代码：network.py：构建Network类，构造生成网络，生成self.completion, 构造判别网络，获得x,x_local的输出结果self.real，获得global_completion, local_completion的输出结果self.fake, 使用l2_loss构造生成网络的损失值g_loss, 使用交叉熵构造判别网络的损失值d_loss

第一步：使用self.generator构造生成网络，输入为x*(1-mask), is_training

第二步：使用self.imition * mask + x * (1-mask) 构造self.completion 即生成的图片

第三步：使用self.discrimator, 输入为x, x_local, is_training, reuse=False, 用于真实样本的判别self.real

第四步：使用self.discrimator, 输入为global_complement, local_complement, is_training, reuse=True, 用于生成样本的判别self.fake

第五步：使用tf.nn.l2_loss生成mse的损失值，用于生成网络的损失值，self.g_loss

第六步：使用tf.reduce_mean(tf.sotfmax..logits(labels=tf.ones_like(real), logits=real)) 获得真实的交叉熵，同理获得生成样本的交叉熵，将两者进行加和乘以系数，获得最终的损失值即self.d_loss。

第七步：使用tf.get_collection(tf.GraphKey.TRAINABEL_VARIABLES, scope=‘generator’) 和scope = ‘discrimator’获得生成网络和判别网络的参数

import tensorflow as tf

import numpy as np

from layer import *

class Network:

    def __init__(self, x, mask, x_local, completion_global, completion_local, is_training, batch_size):

        self.batch_size = batch_size

       # 第一步： 构造生成网络，获得生成的图片，(1-mask) * x 构成残缺空白的输入图片

        self.imition = self.generator((1-mask)*x, is_training)

        # 第二步：将生成图片部分区域与残缺空白的输入图片进行拼接，获得最终的图片

        self.completion = mask * self.imition + (1-mask)*x

        # 第三步：定义discriminator，对x和x_local判断real结果

        self.real = self.discrimator(x, x_local, is_training, reuse=False)

        # 第四步：使用discrimanator,对completion_global 和 completion_local判断fake结果

        self.fake = self.discrimator(completion_global, completion_local, is_training, reuse=True)

        # 第五步：定义生成网络的损失值，使用mse

        self.g_loss = self.cal_g_loss(x, self.completion)

        # 第六步：定义判别网络的损失值，使用交叉熵, 即real判别为1，fake判别为0

        self.d_loss = self.cal_d_loss(self.real, self.fake)

        # 第七步：获得生成网络的参数

        g_variables = tf.get_collection(tf.GraphKeys.TRAINABLE_VARIABLES, scope='generator')

        d_variables = tf.get_collection(tf.GraphKeys.TRAINABLE_VARIABLES, scope='discrimator')

    # 判别网络的损失值，输入为

    def cal_d_loss(self, real, fake):

        # 损失值系数

        epsilon = 4e-4

        # 真实样本的交叉熵损失值， 标签为1

        real_loss = tf.reduce_mean(tf.nn.softmax_cross_entropy_with_logits(logits=real, labels=tf.ones_like(real)))

        # 生成样本的交叉熵损失值，标签为0

        fake_loss = tf.reduce_mean(tf.nn.softmax_cross_entropy_with_logits(logits=fake, labels=tf.zeros_like(fake)))
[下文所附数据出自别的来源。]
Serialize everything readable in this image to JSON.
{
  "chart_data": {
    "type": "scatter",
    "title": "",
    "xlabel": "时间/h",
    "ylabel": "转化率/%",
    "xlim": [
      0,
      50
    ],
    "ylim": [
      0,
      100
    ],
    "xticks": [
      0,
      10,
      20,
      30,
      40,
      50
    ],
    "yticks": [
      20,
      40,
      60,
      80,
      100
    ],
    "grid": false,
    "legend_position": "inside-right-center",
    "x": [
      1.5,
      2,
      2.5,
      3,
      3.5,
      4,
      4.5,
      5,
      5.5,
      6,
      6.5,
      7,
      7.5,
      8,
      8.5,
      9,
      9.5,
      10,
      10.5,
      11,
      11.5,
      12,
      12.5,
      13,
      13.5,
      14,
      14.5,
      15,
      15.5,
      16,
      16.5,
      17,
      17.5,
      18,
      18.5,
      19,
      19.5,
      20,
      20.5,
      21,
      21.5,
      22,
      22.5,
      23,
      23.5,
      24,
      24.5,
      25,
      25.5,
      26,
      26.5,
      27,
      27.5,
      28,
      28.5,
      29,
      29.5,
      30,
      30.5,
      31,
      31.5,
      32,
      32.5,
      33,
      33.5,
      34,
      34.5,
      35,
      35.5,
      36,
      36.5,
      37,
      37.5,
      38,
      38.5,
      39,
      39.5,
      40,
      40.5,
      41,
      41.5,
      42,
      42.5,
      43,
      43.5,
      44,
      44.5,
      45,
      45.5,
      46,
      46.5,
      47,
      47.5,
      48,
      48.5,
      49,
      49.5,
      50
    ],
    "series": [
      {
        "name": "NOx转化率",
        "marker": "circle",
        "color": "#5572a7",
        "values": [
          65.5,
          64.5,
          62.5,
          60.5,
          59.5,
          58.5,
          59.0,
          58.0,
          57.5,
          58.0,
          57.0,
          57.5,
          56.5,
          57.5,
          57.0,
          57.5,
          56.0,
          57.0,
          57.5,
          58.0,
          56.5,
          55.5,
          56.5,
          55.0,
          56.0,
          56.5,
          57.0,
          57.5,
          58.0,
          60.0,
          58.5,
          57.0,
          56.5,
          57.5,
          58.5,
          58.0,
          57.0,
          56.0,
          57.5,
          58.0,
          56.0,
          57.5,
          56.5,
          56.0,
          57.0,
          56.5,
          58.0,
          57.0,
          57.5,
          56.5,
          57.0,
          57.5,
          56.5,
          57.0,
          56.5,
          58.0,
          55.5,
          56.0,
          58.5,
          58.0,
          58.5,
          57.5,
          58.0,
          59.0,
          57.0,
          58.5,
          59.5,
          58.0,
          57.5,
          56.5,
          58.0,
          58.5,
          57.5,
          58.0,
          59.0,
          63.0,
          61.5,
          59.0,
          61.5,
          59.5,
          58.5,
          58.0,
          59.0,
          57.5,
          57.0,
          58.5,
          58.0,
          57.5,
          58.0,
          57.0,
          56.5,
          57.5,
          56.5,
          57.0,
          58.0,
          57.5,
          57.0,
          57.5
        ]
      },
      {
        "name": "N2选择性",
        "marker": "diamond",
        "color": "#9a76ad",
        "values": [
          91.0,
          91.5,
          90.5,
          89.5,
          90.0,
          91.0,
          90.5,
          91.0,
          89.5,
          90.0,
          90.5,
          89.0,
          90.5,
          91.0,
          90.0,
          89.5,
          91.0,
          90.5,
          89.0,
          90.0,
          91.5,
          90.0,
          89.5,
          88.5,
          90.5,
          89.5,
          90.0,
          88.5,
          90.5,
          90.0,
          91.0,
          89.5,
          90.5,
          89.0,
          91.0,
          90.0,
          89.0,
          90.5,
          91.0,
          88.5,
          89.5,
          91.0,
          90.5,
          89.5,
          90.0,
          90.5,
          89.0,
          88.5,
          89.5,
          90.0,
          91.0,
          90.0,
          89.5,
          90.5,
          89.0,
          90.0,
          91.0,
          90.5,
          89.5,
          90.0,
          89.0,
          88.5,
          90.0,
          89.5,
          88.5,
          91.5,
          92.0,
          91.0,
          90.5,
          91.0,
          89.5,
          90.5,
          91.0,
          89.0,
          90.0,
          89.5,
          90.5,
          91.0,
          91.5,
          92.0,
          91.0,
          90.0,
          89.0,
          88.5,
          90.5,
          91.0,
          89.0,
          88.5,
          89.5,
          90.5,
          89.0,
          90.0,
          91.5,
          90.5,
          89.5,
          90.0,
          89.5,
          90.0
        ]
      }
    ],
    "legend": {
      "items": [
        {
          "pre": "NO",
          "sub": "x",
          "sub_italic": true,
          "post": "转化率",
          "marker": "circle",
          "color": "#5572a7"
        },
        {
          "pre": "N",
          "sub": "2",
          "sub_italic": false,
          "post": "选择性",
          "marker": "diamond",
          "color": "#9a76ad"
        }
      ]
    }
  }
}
        # 将真实样本和生成样本的损失值进行加和，并进行损失系数的乘积

        return tf.add(real_loss, fake_loss) * epsilon

    # 生成网络的损失值计算，使用的是mse

    def cal_g_loss(self, x, completion):

       # 使用l2_loss损失值计算

        return tf.nn.l2_loss(x - completion)

   # 构建判别网络

    def discrimator(self, x, x_local, is_training, reuse):

            # 构建完整图片的判别网络

            def global_discrimator(x):

                # 设置完整图片判别网络参数的范围

                with tf.variable_scope('global'):

                    # 第一层卷积，卷积大小为5*5*3*64，步长为2

                    with tf.variable_scope('conv1'):

                        x = conv_layer(x, [5, 5, 3, 64], 2)

                        x = batch_normalize(x, is_training)

                        x = tf.nn.relu(x)

                    # 第二层卷积，卷积大小为5*5*3*64，步长为2

                    with tf.variable_scope('conv2'):

                        x = conv_layer(x, [5, 5, 64, 128], 2)

                        x = batch_normalize(x, is_training)

                        x = tf.nn.relu(x)

                    # 第三层卷积，卷积大小为5*5*3*64，步长为2

                    with tf.variable_scope('conv3'):

                        x = conv_layer(x, [5, 5, 128, 256], 2)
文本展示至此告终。